Me mira. Está a punto de decir algo pero al final cambia de opinión y sale del despacho. Cinco minutos más tarde me anuncia que el coche patrulla está listo.

Capítulo 5

Nos lleva casi una hora llegar a Réndis, a pesar de que Sotiris enciende la sirena. A lo largo de todo el trayecto, voy sentado a su lado, jugando con la ventanilla. La abro, y me sofoca la contaminación. La cierro, y me asfixia el calor. Al final me rindo y la dejo medio abierta. Tal vez sea el agobio del entorno, pero de golpe me impaciento por llegar a la casa de los albaneses, realizar el registro y terminar con todo esto. Estoy cabreado con Karayorgui, que ha hecho una montaña de un grano de arena; conmigo mismo, por haberme prestado a su juego; y con los albaneses, qué no se ocuparon de tener un hijo sentadito allí a su lado, encima del colchón, para que nosotros lo recogiéramos, lo entregáramos a un centro de acogida y asunto concluido. Sotiris conduce sin pronunciar palabra, con una cara tan larga que le arrastra por el suelo. La cara larga es por mí, por el mal rato que le hago pasar sin razón que lo justifique. De no ser por mi caprichito, ahora mismo estaría tranquilamente sentado en su despacho, maltratando algún documento y hablando a los colegas de su Hyundai Excel, que acaba de comprarse después de vender una parcela que tenía en el pueblo. Al menos eso es lo que él dice.

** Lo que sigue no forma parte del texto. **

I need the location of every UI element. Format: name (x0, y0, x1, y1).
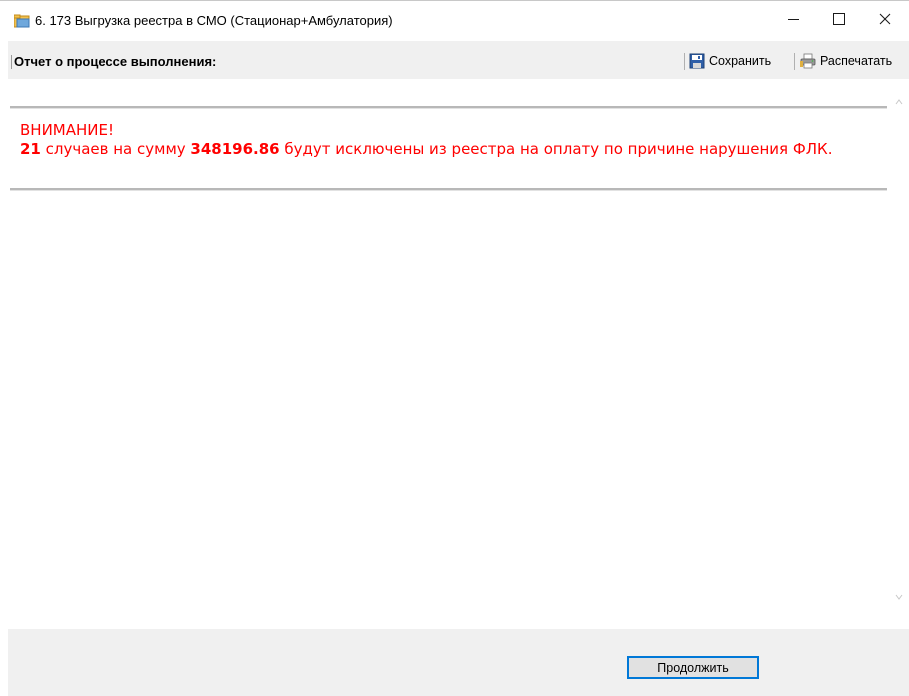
close-icon (879, 13, 891, 25)
save-label: Сохранить (709, 54, 772, 68)
warning-text-part1: случаев на сумму (40, 140, 191, 158)
warning-text: 21 случаев на сумму 348196.86 будут искл… (20, 140, 890, 159)
print-button[interactable]: Распечатать (800, 52, 892, 70)
scroll-down-arrow-icon[interactable] (895, 593, 903, 601)
close-button[interactable] (862, 1, 908, 37)
save-button[interactable]: Сохранить (689, 52, 771, 70)
title-bar[interactable]: 6. 173 Выгрузка реестра в СМО (Стационар… (0, 1, 909, 41)
top-divider (10, 106, 887, 109)
toolbar-separator (684, 53, 685, 70)
amount-value: 348196.86 (190, 140, 280, 158)
report-title: Отчет о процессе выполнения: (14, 54, 217, 69)
continue-label: Продолжить (657, 660, 729, 675)
minimize-icon (787, 18, 799, 20)
report-content: ВНИМАНИЕ! 21 случаев на сумму 348196.86 … (8, 79, 901, 629)
print-label: Распечатать (820, 54, 893, 68)
case-count: 21 (20, 140, 41, 158)
scroll-up-arrow-icon[interactable] (895, 98, 903, 106)
warning-heading: ВНИМАНИЕ! (20, 121, 114, 139)
dialog-window: 6. 173 Выгрузка реестра в СМО (Стационар… (0, 0, 909, 696)
toolbar-separator (794, 53, 795, 70)
warning-text-part2: будут исключены из реестра на оплату по … (279, 140, 833, 158)
maximize-button[interactable] (816, 1, 862, 37)
toolbar-grip (11, 55, 12, 69)
maximize-icon (833, 13, 845, 25)
dialog-footer: Продолжить (8, 629, 909, 696)
warning-message: ВНИМАНИЕ! 21 случаев на сумму 348196.86 … (20, 121, 890, 159)
minimize-button[interactable] (770, 1, 816, 37)
report-toolbar: Отчет о процессе выполнения: Сохранить Р… (8, 41, 909, 79)
continue-button[interactable]: Продолжить (627, 656, 759, 679)
window-title: 6. 173 Выгрузка реестра в СМО (Стационар… (35, 13, 393, 28)
floppy-disk-icon (689, 53, 705, 69)
folder-icon (14, 14, 30, 28)
bottom-divider (10, 188, 887, 191)
printer-icon (800, 53, 816, 69)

Al entrar en la casa, me cabreo aún más. Una estancia desnuda con cuatro trapos a la vista, no hace falta ser un lince. ¿Qué vengo a buscar? ¿Cajones secretos, paredes huecas? La caja de pañales está encima de la mesa plegable, tal como Sotiris recordaba. La abro y veo justo lo que él me había dicho: un paquete de cien gramos de café Bravo, un paquete de azúcar y una bolsa de plástico medio llena de judías secas. Debieron de recoger la caja de la calle, para guardar las provisiones y evitar que las comieran los ratones.

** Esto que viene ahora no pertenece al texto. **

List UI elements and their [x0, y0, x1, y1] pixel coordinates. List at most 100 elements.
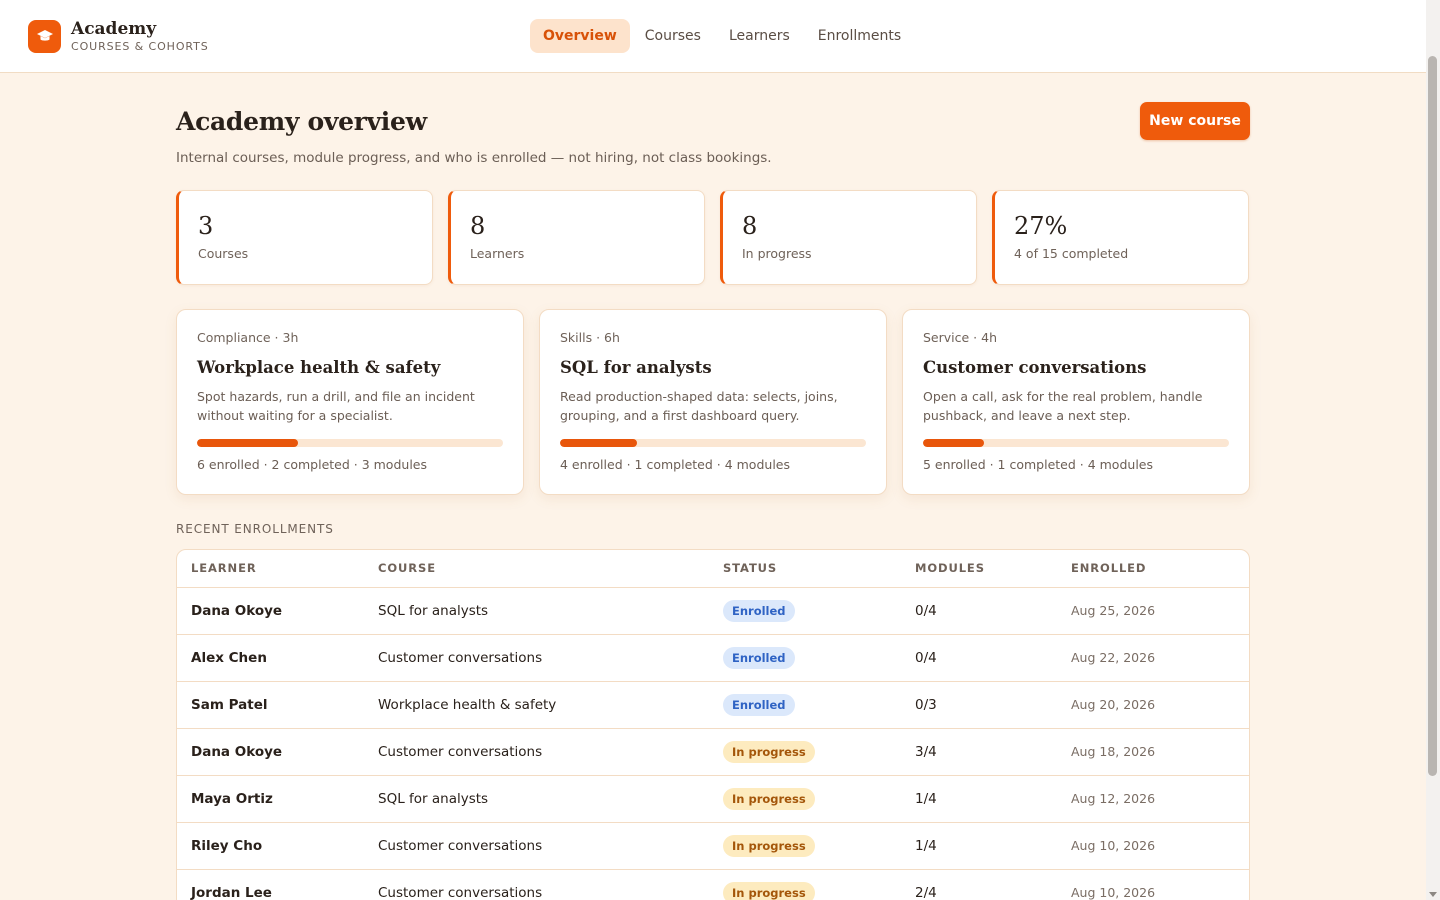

– ¿Qué estamos buscando? -pregunta Sotiris, que me sigue con la mirada.

– Cualquier objeto infantil, ¿no te lo he dicho? -respondo irritado.

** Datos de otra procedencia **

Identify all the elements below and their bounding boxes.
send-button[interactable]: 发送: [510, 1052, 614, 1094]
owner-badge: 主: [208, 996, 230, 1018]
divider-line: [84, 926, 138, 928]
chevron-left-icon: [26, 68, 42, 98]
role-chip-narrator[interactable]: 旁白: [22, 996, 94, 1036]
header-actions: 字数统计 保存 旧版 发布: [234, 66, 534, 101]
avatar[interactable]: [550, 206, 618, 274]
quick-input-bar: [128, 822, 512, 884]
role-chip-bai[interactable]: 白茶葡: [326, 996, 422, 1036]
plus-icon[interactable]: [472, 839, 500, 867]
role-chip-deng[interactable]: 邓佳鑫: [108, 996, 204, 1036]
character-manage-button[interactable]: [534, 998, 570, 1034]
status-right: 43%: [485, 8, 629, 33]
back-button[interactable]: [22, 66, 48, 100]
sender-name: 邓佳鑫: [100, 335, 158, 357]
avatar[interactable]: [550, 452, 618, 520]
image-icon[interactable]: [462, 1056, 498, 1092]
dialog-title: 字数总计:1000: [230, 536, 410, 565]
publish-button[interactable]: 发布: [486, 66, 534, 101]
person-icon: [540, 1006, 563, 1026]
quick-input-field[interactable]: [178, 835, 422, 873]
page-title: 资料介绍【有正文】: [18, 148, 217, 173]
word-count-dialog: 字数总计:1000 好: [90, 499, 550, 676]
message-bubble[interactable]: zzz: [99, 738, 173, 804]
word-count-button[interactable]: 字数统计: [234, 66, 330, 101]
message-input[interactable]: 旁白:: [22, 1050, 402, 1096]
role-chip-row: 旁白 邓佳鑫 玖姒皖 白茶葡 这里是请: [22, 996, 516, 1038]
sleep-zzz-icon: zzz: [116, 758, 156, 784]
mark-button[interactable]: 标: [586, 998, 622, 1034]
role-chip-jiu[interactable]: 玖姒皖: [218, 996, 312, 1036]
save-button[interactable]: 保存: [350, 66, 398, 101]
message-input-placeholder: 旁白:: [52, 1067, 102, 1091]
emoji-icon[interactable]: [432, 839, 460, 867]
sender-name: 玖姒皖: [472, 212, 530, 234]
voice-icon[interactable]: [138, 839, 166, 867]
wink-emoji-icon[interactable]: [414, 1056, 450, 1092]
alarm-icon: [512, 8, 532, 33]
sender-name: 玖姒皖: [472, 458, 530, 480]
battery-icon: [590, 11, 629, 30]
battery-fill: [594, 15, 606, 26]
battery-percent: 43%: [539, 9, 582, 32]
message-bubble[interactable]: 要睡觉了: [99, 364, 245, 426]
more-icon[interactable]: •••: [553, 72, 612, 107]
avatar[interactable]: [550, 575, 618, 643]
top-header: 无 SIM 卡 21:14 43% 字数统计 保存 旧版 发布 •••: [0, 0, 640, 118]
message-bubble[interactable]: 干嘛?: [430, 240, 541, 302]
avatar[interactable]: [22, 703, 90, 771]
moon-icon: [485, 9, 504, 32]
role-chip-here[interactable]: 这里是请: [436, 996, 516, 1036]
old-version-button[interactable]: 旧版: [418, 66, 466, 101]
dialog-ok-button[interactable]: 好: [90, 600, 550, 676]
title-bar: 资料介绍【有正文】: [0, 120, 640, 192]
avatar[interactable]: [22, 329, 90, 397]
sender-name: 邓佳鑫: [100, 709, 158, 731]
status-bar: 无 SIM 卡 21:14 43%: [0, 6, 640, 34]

Descuelgo la ropa de la mujer, la arrojo al suelo y la esparzo con el pie, por si hubiera entre los pliegues algo que se nos hubiera escapado. No encuentro más que un pantalón, una blusa y un par de medias. Echo un vistazo a la ropa del hombre, aún tirada junto al colchón. También él tenía un pantalón, una camisa y un par de calcetines. Y zapatos. Mocasines planos los de ella, con cordones los de él. Me pregunto extrañado si esa gente no usaba ropa interior. ¿Ni una muda? Todo el mundo dice que no tienen más que las bragas que llevan puestas pero, cuando descubres que la afirmación es literal, te sientes incómodo. Contemplo la ropa y me pregunto qué significa.

– Ayúdame a levantar el colchón -le pido a Sotiris.

Lo agarramos de los dos extremos y lo doblamos. Tres cucarachas salen de debajo y corren asustadas por el cemento. Una de ellas es un poco lenta y me da tiempo a aplastarla con el pie. Las otras dos se escapan. Éste es el resultado de nuestro registro: una cucaracha muerta y dos evadidas.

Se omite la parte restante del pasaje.